Modern day Robin Hood steals from the rich and champions the underdog.
"So, you're the famous Simon Templar!"
118 episodes of 60 minute duration. ATV: New World: Bamore: ITC. 1962-69.
Simon Templar had charmed his way through a series of best-selling novels and a modestly successful series of 1940's Hollywood movies, before ultimately finding his immensely successful home on the television screen.
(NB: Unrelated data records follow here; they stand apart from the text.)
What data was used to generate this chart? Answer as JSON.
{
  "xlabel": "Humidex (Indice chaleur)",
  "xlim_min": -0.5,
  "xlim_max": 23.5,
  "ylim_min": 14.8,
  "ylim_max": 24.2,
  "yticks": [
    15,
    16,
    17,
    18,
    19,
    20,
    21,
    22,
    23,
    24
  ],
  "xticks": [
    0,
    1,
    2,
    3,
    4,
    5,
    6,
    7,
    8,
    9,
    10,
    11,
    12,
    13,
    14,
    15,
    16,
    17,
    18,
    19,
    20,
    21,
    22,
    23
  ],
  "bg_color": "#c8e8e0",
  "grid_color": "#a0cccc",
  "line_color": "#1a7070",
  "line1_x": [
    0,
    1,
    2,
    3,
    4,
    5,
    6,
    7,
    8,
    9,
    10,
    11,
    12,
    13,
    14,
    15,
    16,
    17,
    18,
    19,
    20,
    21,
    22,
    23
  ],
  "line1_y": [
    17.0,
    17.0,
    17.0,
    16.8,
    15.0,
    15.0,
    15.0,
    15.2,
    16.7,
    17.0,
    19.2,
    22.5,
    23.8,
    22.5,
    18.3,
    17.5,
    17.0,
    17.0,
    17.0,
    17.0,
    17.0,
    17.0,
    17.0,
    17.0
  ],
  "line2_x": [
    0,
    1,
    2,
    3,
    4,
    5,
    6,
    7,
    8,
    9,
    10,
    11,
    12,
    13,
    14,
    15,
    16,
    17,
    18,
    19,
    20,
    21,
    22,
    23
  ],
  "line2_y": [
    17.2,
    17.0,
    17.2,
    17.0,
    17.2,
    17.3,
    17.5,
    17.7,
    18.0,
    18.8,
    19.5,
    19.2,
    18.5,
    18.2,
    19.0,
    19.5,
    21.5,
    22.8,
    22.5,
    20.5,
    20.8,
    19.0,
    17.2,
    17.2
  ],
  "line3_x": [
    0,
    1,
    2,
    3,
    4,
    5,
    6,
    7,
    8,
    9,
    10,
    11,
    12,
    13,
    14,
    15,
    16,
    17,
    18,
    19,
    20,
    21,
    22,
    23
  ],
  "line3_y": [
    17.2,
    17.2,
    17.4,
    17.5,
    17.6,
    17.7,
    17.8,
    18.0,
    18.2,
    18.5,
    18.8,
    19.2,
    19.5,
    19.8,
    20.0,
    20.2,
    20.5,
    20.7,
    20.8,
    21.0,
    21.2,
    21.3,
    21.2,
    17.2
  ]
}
Leslie Charteris originally tried to develop his modern day Robin Hood character for television some years before, but it was Robert S. Baker and Monty Berman, backed by TV mogul Lew Grade, who finally secured the rights for the series (See accompanying article for a more in-depth account). After offering the part to televisions Danger Man - Patrick McGoohan, it was finally decided that ex-knitting pattern model Roger Moore would don the famous Saintly halo. Moore played the part of Simon Templar (the initials ST giving rise to his nom de plume), with great style from 1962 to 1969, in the process helping to ensure that the series became one of the flagship successes of Grade's television empire, as well as bestowing almost overnight international stardom on its innately charming and handsome leading man.
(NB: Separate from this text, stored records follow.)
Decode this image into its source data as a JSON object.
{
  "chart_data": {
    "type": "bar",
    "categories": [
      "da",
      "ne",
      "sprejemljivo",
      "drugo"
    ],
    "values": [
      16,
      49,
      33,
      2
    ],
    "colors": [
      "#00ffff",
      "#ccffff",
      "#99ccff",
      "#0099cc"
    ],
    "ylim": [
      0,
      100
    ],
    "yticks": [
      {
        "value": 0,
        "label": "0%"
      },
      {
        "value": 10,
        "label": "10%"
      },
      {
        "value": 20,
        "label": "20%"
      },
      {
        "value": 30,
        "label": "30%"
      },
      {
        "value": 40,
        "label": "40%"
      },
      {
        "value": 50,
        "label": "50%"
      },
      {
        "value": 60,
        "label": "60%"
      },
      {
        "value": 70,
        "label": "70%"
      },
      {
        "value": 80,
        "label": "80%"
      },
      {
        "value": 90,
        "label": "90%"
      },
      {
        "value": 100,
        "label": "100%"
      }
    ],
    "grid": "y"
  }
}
When the series finally reached the end of its natural life, Moore went on to star as Lord Brett Sinclair, in a brief series with Hollywood legend Tony Curtis (The Persuaders 1971-72), before finally taking over from Sean Connery as Ian Fleming's James Bond in the movies. (A move which would earn him the distinction of being the longest serving, and most financially successful incarnation of the Bond character to appear in the series thus far).
The Saint did not appear in colour until 1966 when Moore co-purchased the rights to the show. Seen in numerous countries around the world it is believed that the series earned in excess of £350 million. Two subsequent television attempts to revive the series starring different actors (Return of the Saint 1978-79 by ITC, starring Ian Ogilvy and The Saint 1989-90 by LWT, starring Simon Dutton), and an ill-received big screen version starring Val Kilmer, have each failed to recapture the publics imagination in the way that the original series did, leaving Roger Moore's portrayal as the definitive version.